Dafür entdeckte sie den Kamin im Wohnzimmer. Jeden Tag ging sie dort hin, setzt sich in den Sessel und genoss die Wärme. Endlich hatte sie einen Platz, an dem ihr gemütlich warm war. Abends ging sie nur ungern zu Bett. Sie wollte immer später in ihr Zimmer, am liebsten war sie am Kamin. Mit der Zeit wurde sie täglich schwächer. Alleine zu gehen war ihr bald nicht mehr möglich. Darum wurde sie von uns begleitet, dem Rollator folgte der Rollstuhl in dem wir sie zu ihrem Sessel am Kamin schoben. Wenn wir sie abends zum Schlafen ins Zimmer brachten, nahm jetzt die Angst vor der Dunkelheit noch mehr zu. Sie nahm Medikamente um überhaupt einschlafen zu können, und das Licht blieb weiterhin die ganze Nacht an, sie hatte einfach Angst vor der Dunkelheit. Es kam der Tag wo sie zu schwach war und gar nicht mehr aufstehen konnte, sie zu erschöpft war. Die Bewohnerin schlief jetzt fast nur noch. Der Ehemann und der Bruder besuchten sie regelmäßig und fragen sich und uns ,wie lange sie noch leben würde. Auch waren sie besorgt ob sie nicht nachts bei ihr bleiben sollten, damit sie dann nicht allein sei ,wenn sie sterben würde. Aber sie schickte die beiden Männer jeden Abend nach Hause.
Dann kam dieser Tag an dem der Himmel blau strahlte und als man dann raus ging erst merkt wie kalt es ist.
Ich hatte sie morgens im Bett gepflegt, wie schon seit Tagen. Sie hatte alles still angenommen, nur mal mit dem Kopf genickt oder geschüttelt, um zu signalisieren was sie wollte. Sie sprach nun kaum noch. Als ich fertig war und gehen wollte sagte sie leise .“Nur noch einmal in den Sessel am Kamin“, und dann öffnet sie kurz ihre Augen, das erste Mal an diesem Tag. Ich bot ihr an sie im Bett hinzuschieben. Auch jetzt schüttelt sie den Kopf. Kurzer Hand holte ich den Rollstuhl und hob sie hinein. Sie war ja sehr leicht, so war es gut möglich. Ich brachte sie ins Wohnzimmer und hob sie in den Sessel. Der Kamin brannte schon.

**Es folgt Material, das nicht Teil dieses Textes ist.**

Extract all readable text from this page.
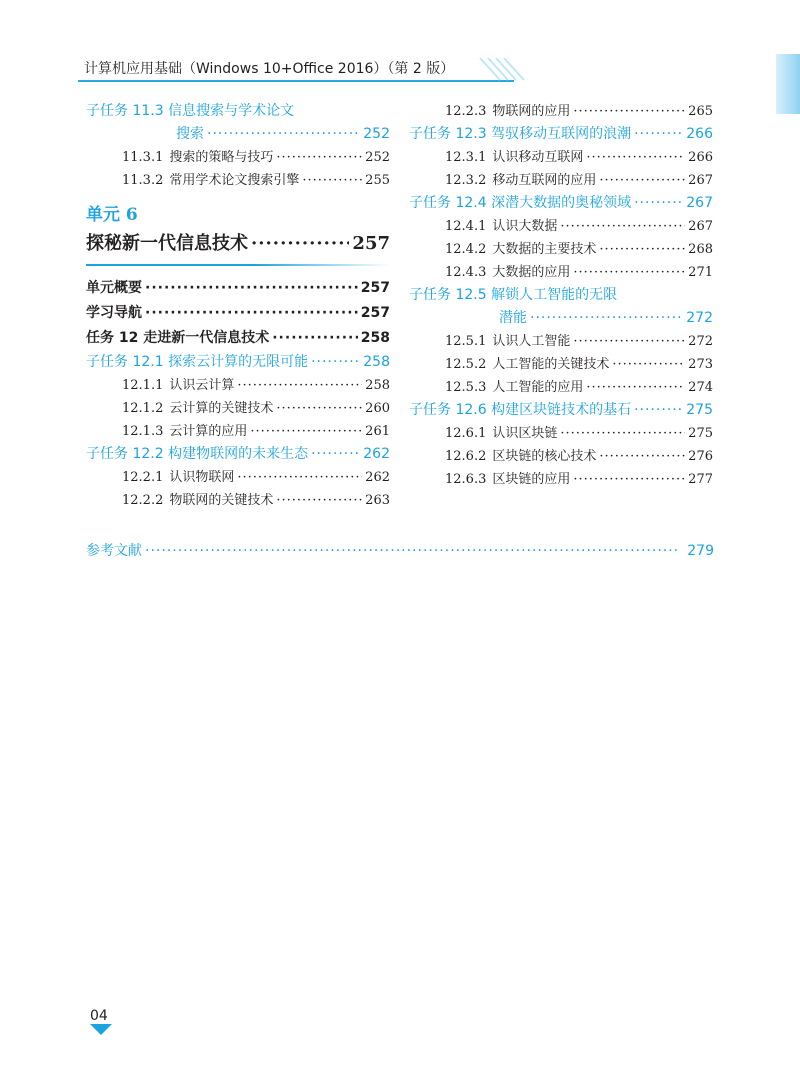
计算机应用基础（Windows 10+Office 2016）（第 2 版）
子任务 11.3 信息搜索与学术论文
搜索 ·····	252
11.3.1 搜索的策略与技巧 ·····	252
11.3.2 常用学术论文搜索引擎 ·····	255
单元 6
探秘新一代信息技术 ·····	257
单元概要 ·····	257
学习导航 ·····	257
任务 12 走进新一代信息技术 ·····	258
子任务 12.1 探索云计算的无限可能 ·····	258
12.1.1 认识云计算 ·····	258
12.1.2 云计算的关键技术 ·····	260
12.1.3 云计算的应用 ·····	261
子任务 12.2 构建物联网的未来生态 ·····	262
12.2.1 认识物联网 ·····	262
12.2.2 物联网的关键技术 ·····	263
12.2.3 物联网的应用 ·····	265
子任务 12.3 驾驭移动互联网的浪潮 ·····	266
12.3.1 认识移动互联网 ·····	266
12.3.2 移动互联网的应用 ·····	267
子任务 12.4 深潜大数据的奥秘领域 ·····	267
12.4.1 认识大数据 ·····	267
12.4.2 大数据的主要技术 ·····	268
12.4.3 大数据的应用 ·····	271
子任务 12.5 解锁人工智能的无限
潜能 ·····	272
12.5.1 认识人工智能 ·····	272
12.5.2 人工智能的关键技术 ·····	273
12.5.3 人工智能的应用 ·····	274
子任务 12.6 构建区块链技术的基石 ·····	275
12.6.1 认识区块链 ·····	275
12.6.2 区块链的核心技术 ·····	276
12.6.3 区块链的应用 ·····	277
参考文献 ·····	279
04
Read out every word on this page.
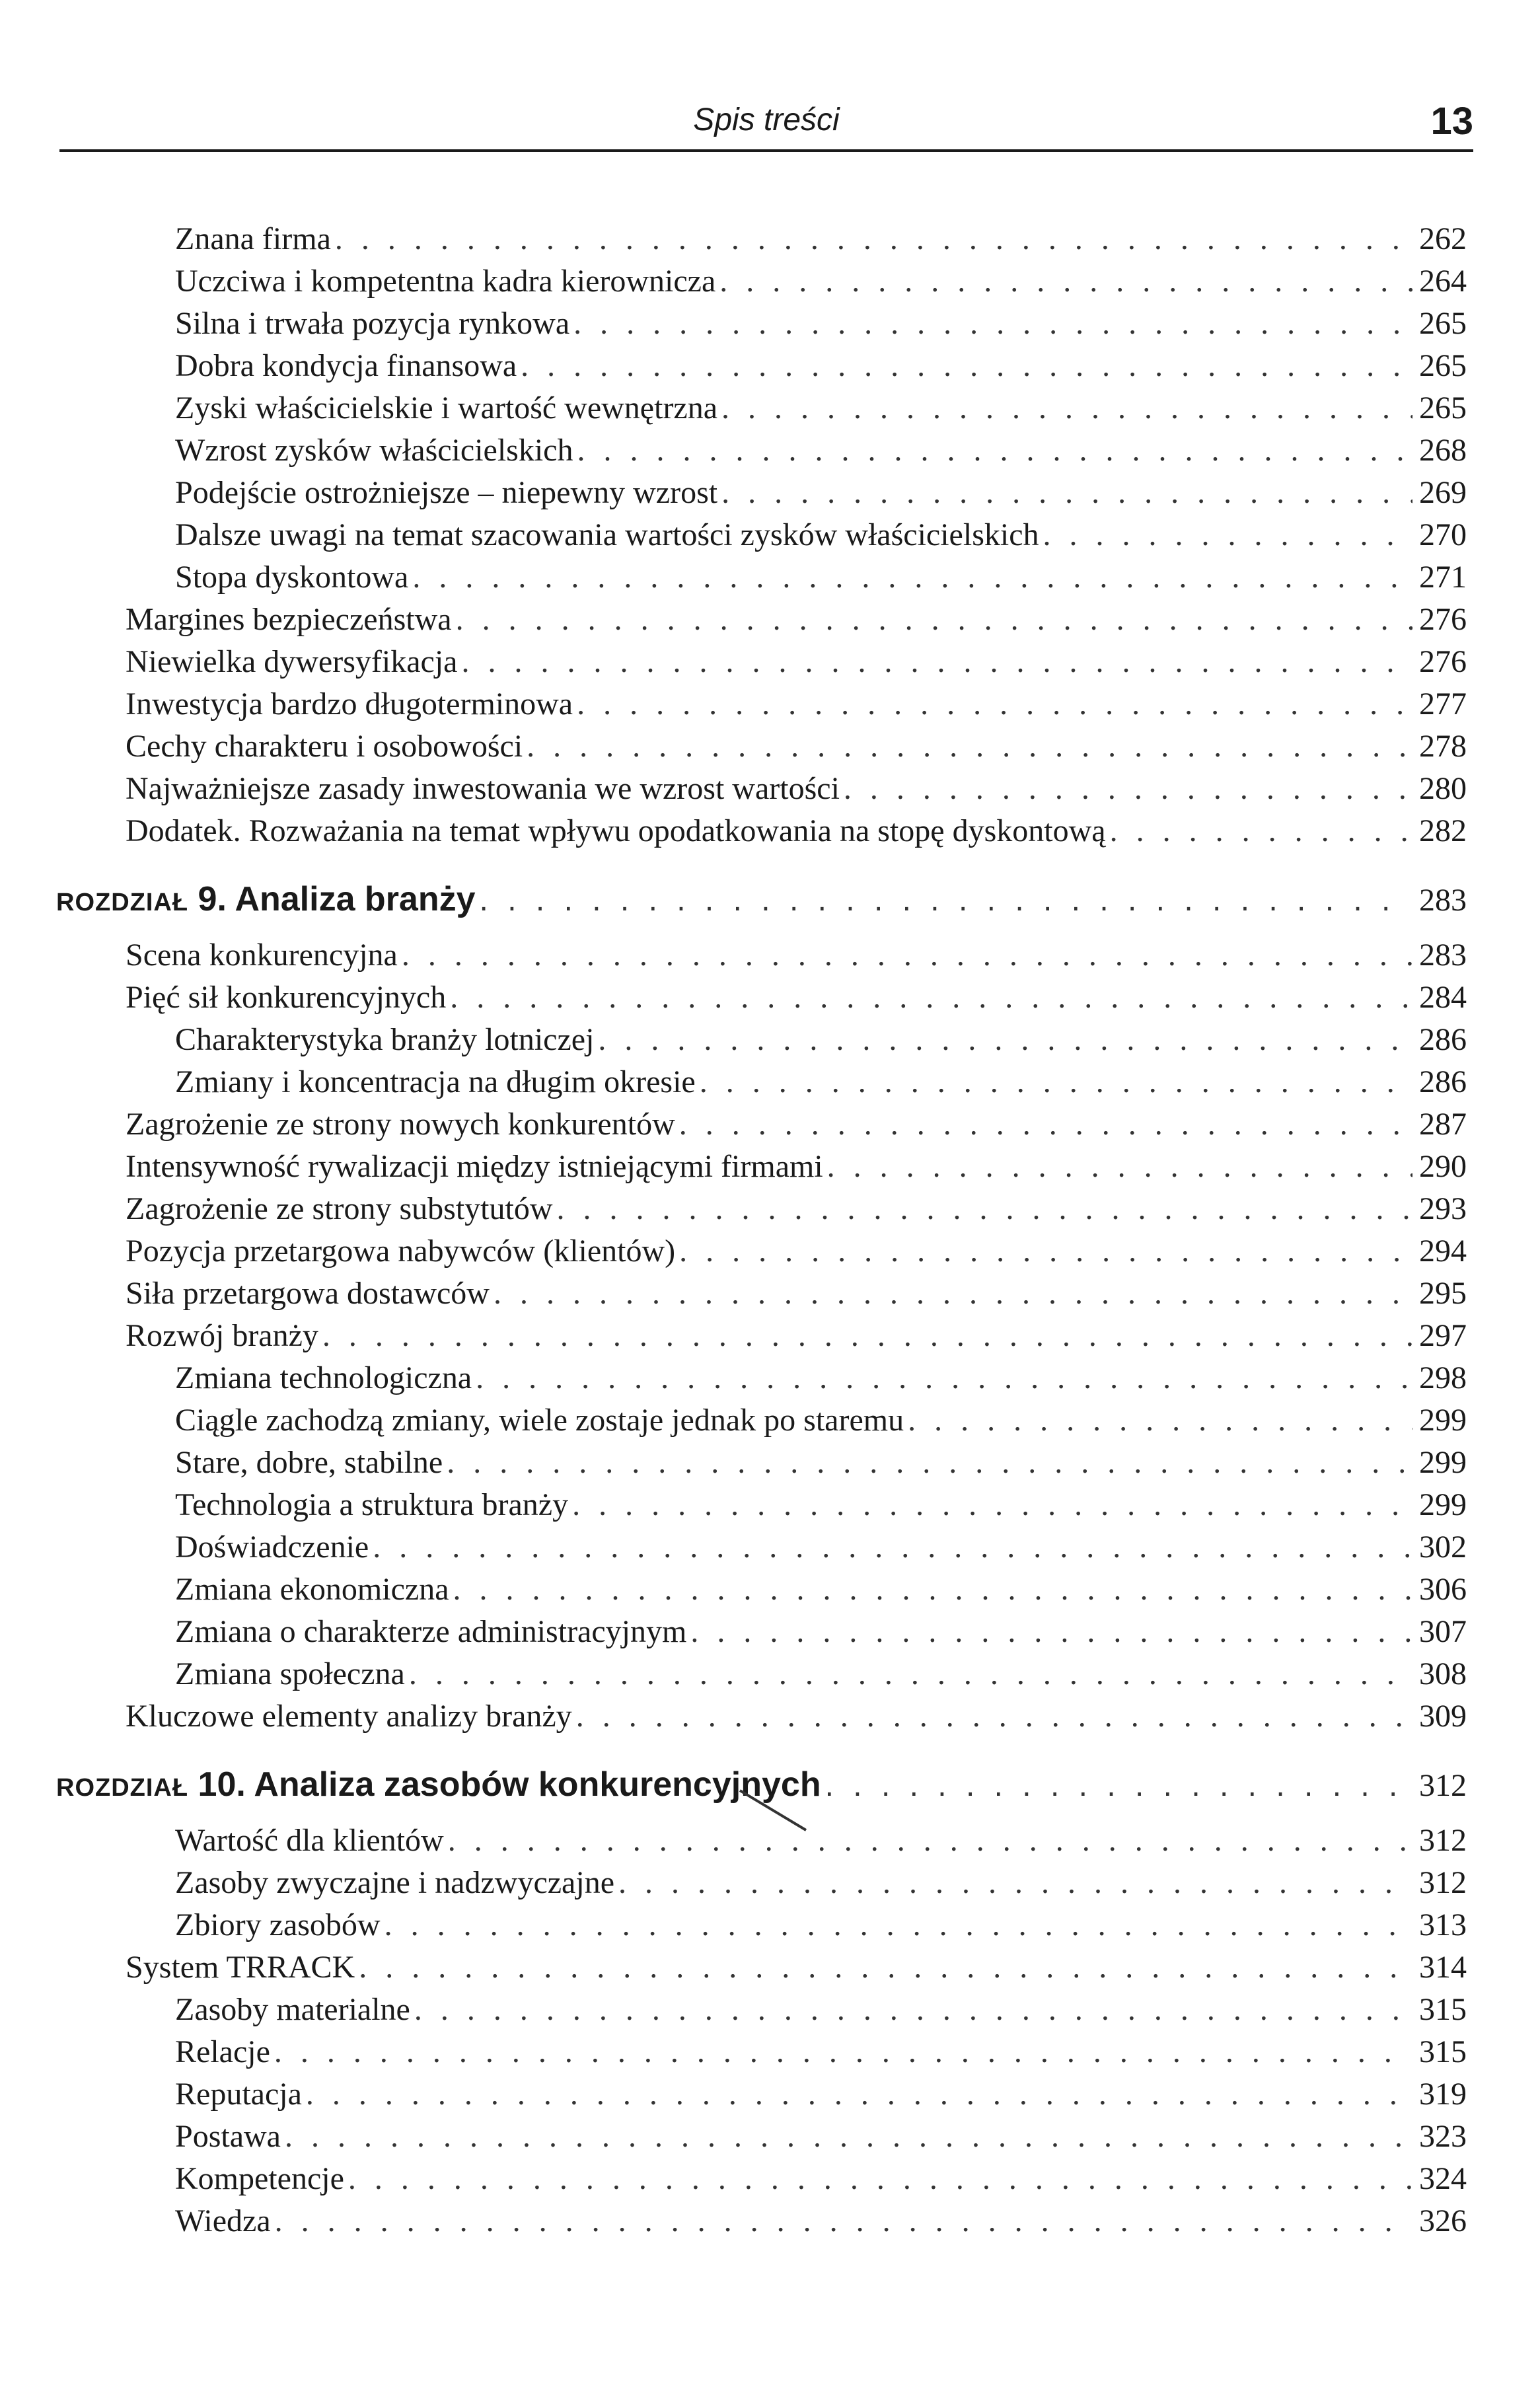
Spis treści	13
Znana firma . . .	262
Uczciwa i kompetentna kadra kierownicza . . .	264
Silna i trwała pozycja rynkowa . . .	265
Dobra kondycja finansowa . . .	265
Zyski właścicielskie i wartość wewnętrzna . . .	265
Wzrost zysków właścicielskich . . .	268
Podejście ostrożniejsze – niepewny wzrost . . .	269
Dalsze uwagi na temat szacowania wartości zysków właścicielskich . . .	270
Stopa dyskontowa . . .	271
Margines bezpieczeństwa . . .	276
Niewielka dywersyfikacja . . .	276
Inwestycja bardzo długoterminowa . . .	277
Cechy charakteru i osobowości . . .	278
Najważniejsze zasady inwestowania we wzrost wartości . . .	280
Dodatek. Rozważania na temat wpływu opodatkowania na stopę dyskontową . . .	282
ROZDZIAŁ 9. Analiza branży . . .	283
Scena konkurencyjna . . .	283
Pięć sił konkurencyjnych . . .	284
Charakterystyka branży lotniczej . . .	286
Zmiany i koncentracja na długim okresie . . .	286
Zagrożenie ze strony nowych konkurentów . . .	287
Intensywność rywalizacji między istniejącymi firmami . . .	290
Zagrożenie ze strony substytutów . . .	293
Pozycja przetargowa nabywców (klientów) . . .	294
Siła przetargowa dostawców . . .	295
Rozwój branży . . .	297
Zmiana technologiczna . . .	298
Ciągle zachodzą zmiany, wiele zostaje jednak po staremu . . .	299
Stare, dobre, stabilne . . .	299
Technologia a struktura branży . . .	299
Doświadczenie . . .	302
Zmiana ekonomiczna . . .	306
Zmiana o charakterze administracyjnym . . .	307
Zmiana społeczna . . .	308
Kluczowe elementy analizy branży . . .	309
ROZDZIAŁ 10. Analiza zasobów konkurencyjnych . . .	312
Wartość dla klientów . . .	312
Zasoby zwyczajne i nadzwyczajne . . .	312
Zbiory zasobów . . .	313
System TRRACK . . .	314
Zasoby materialne . . .	315
Relacje . . .	315
Reputacja . . .	319
Postawa . . .	323
Kompetencje . . .	324
Wiedza . . .	326
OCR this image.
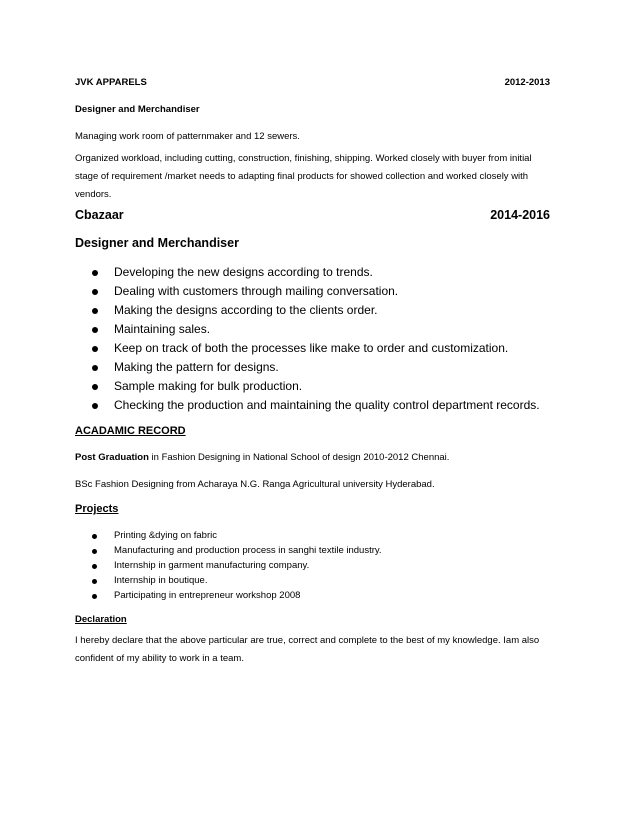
JVK APPARELS	2012-2013
Designer and Merchandiser
Managing work room of patternmaker and 12 sewers.
Organized workload, including cutting, construction, finishing, shipping. Worked closely with buyer from initial stage of requirement /market needs to adapting final products for showed collection and worked closely with vendors.
Cbazaar	2014-2016
Designer and Merchandiser
Developing the new designs according to trends.
Dealing with customers through mailing conversation.
Making the designs according to the clients order.
Maintaining sales.
Keep on track of both the processes like make to order and customization.
Making the pattern for designs.
Sample making for bulk production.
Checking the production and maintaining the quality control department records.
ACADAMIC RECORD
Post Graduation in Fashion Designing in National School of design 2010-2012 Chennai.
BSc Fashion Designing from Acharaya N.G. Ranga Agricultural university Hyderabad.
Projects
Printing &dying on fabric
Manufacturing and production process in sanghi textile industry.
Internship in garment manufacturing company.
Internship in boutique.
Participating in entrepreneur workshop 2008
Declaration
I hereby declare that the above particular are true, correct and complete to the best of my knowledge. Iam also confident of my ability to work in a team.
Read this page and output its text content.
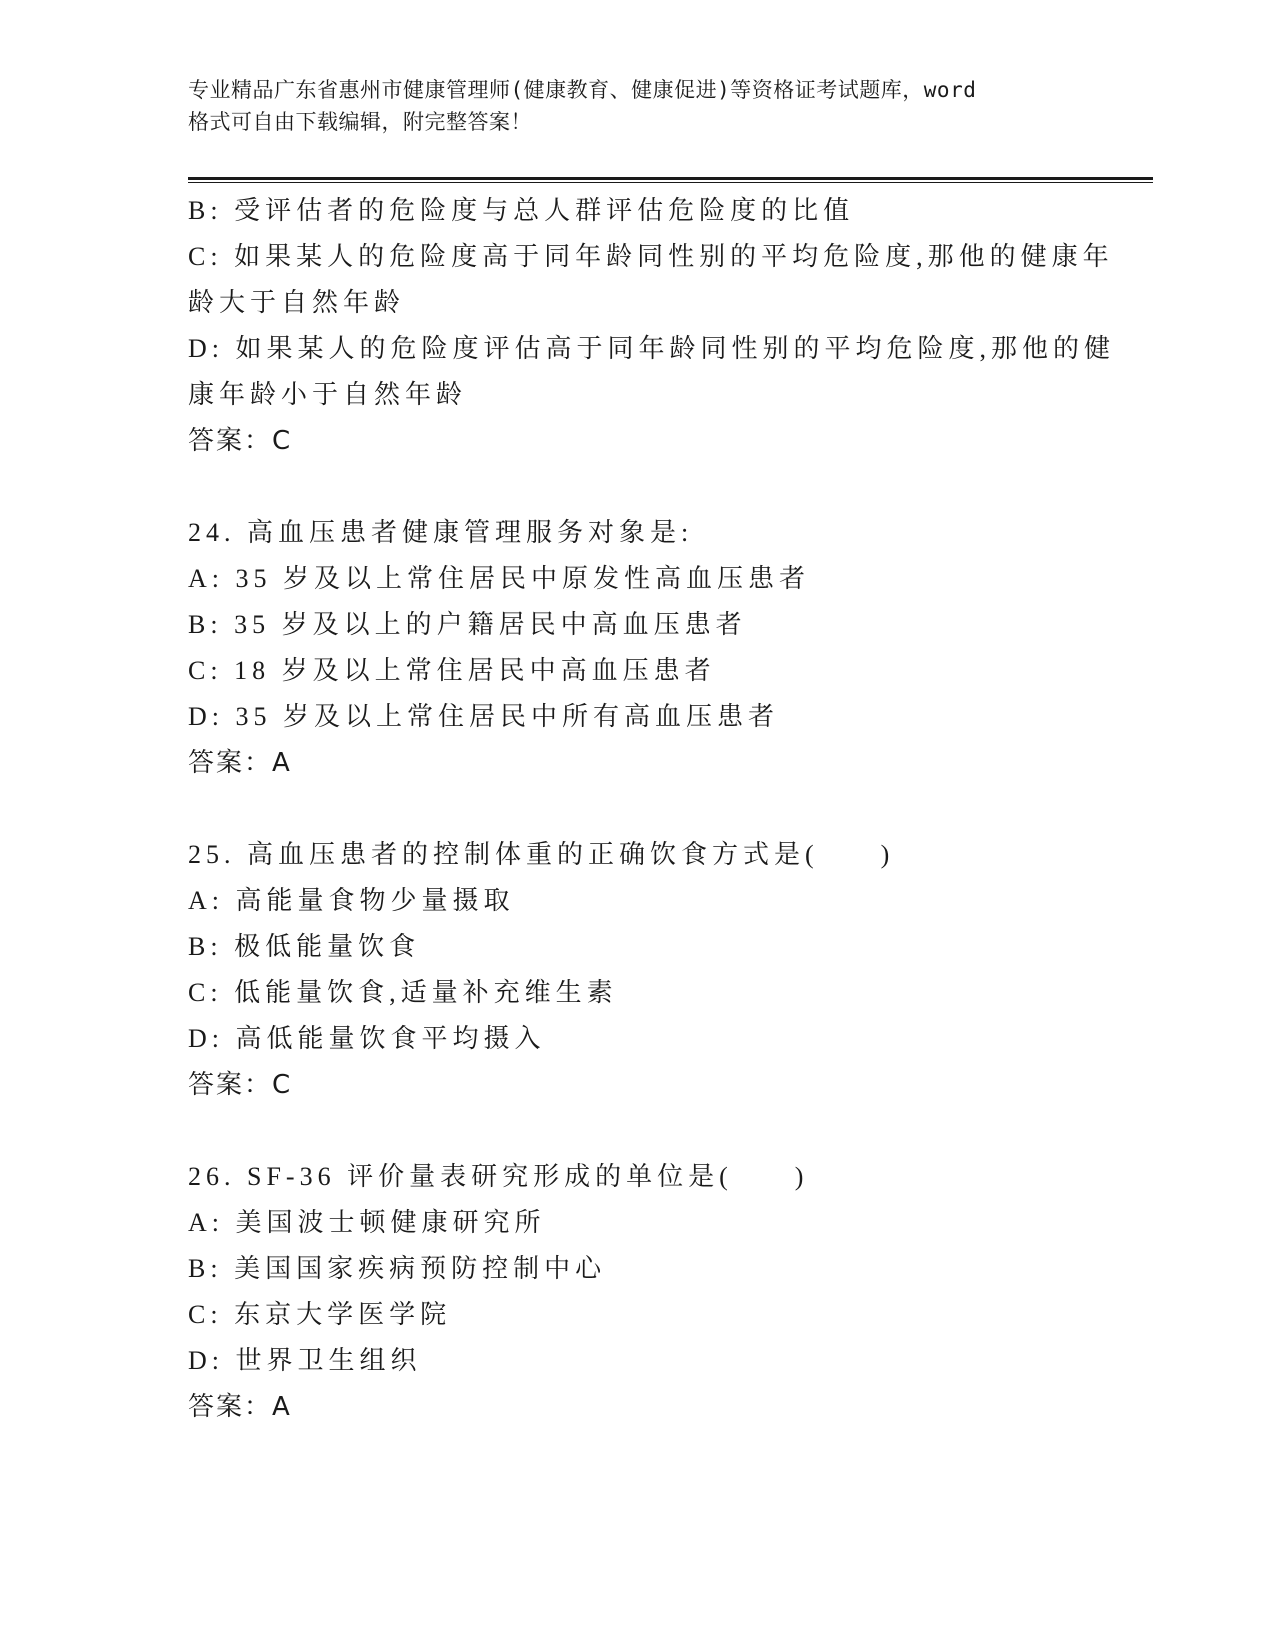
专业精品广东省惠州市健康管理师(健康教育、健康促进)等资格证考试题库，word
格式可自由下载编辑，附完整答案！
B: 受评估者的危险度与总人群评估危险度的比值
C: 如果某人的危险度高于同年龄同性别的平均危险度,那他的健康年
龄大于自然年龄
D: 如果某人的危险度评估高于同年龄同性别的平均危险度,那他的健
康年龄小于自然年龄
答案：C
24. 高血压患者健康管理服务对象是:
A: 35 岁及以上常住居民中原发性高血压患者
B: 35 岁及以上的户籍居民中高血压患者
C: 18 岁及以上常住居民中高血压患者
D: 35 岁及以上常住居民中所有高血压患者
答案：A
25. 高血压患者的控制体重的正确饮食方式是(　　)
A: 高能量食物少量摄取
B: 极低能量饮食
C: 低能量饮食,适量补充维生素
D: 高低能量饮食平均摄入
答案：C
26. SF-36 评价量表研究形成的单位是(　　)
A: 美国波士顿健康研究所
B: 美国国家疾病预防控制中心
C: 东京大学医学院
D: 世界卫生组织
答案：A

Trotz ihrer großen Schwäche bedankte sie sich bei mir und versuchte zu lächeln. Ich legte ihr die Klingel in die Hand und sagte sie könne sich melden, wenn etwas sei, oder sie wieder ins Bett möchte. Sie nickte, ohne die Augen zu öffnen. Kurz darauf kam der Bruder, er war überrascht ,als er hörte wo sie war. Seit Tagen hatte sie das Bett nicht mehr verlassen. Er setzte sich zu ihr und nahm ihre Hand. Er fragte sie ob sie nicht wieder zu Bett wollte ,sie sei doch so schwach. Sie schüttelte nur den Kopf. Sie wurde blasser und die Atmung wurde schwerer. So dass ich ihre Medikamente geben durfte, die ihr das Atmen erleichtern sollten. Ihr Bruder sah sie besorgt an und ich sagte ihm ich würde ihren Mann anrufen wollen, um ihm über ihren schwachen Zustand zu informieren. Er sagt, der sei unterwegs, er hätte ihn schon angerufen. Kurz darauf kam er. Setzte sich auf die andere Seite zu seiner Frau und nahm ihre Hand. Auch er fragte ob sie nicht nun zu Bett wolle, sie schüttelte den Kopf.
Beide Männer sahen mich ratlos an. Ich sagte "Wenn sie es so möchte, lassen wir sie noch ein bisschen hier sitzen." Der Ehemann sagte, wir klären dann wie wir es mit der Nacht machen. Dass sie heute nicht allein ist, sah den Bruder an und der meinte wir können uns ja abwechseln. Ich sah die drei an und erklärt, es sei ja noch nicht mal Mittag, das haben noch etwas Zeit.
Es war einer dieser Tage an dem der Himmel blau strahlt und wenn man dann raus geht erst merkt wie kalt es ist.
Der blaue Himmel schien hinter ihr durchs Fenster. Der Kamin brannte und ihr Mann und Bruder hielten ihre Hand als sie im Sessel liegen verstarb.
Es war hell, ihr war nicht kalt. Sie wirkte sehr friedlich.
Und es war einer dieser Tage an dem der Himmel blau strahlt und wenn man dann raus geht erst merkt wie kalt es eigentlich ist.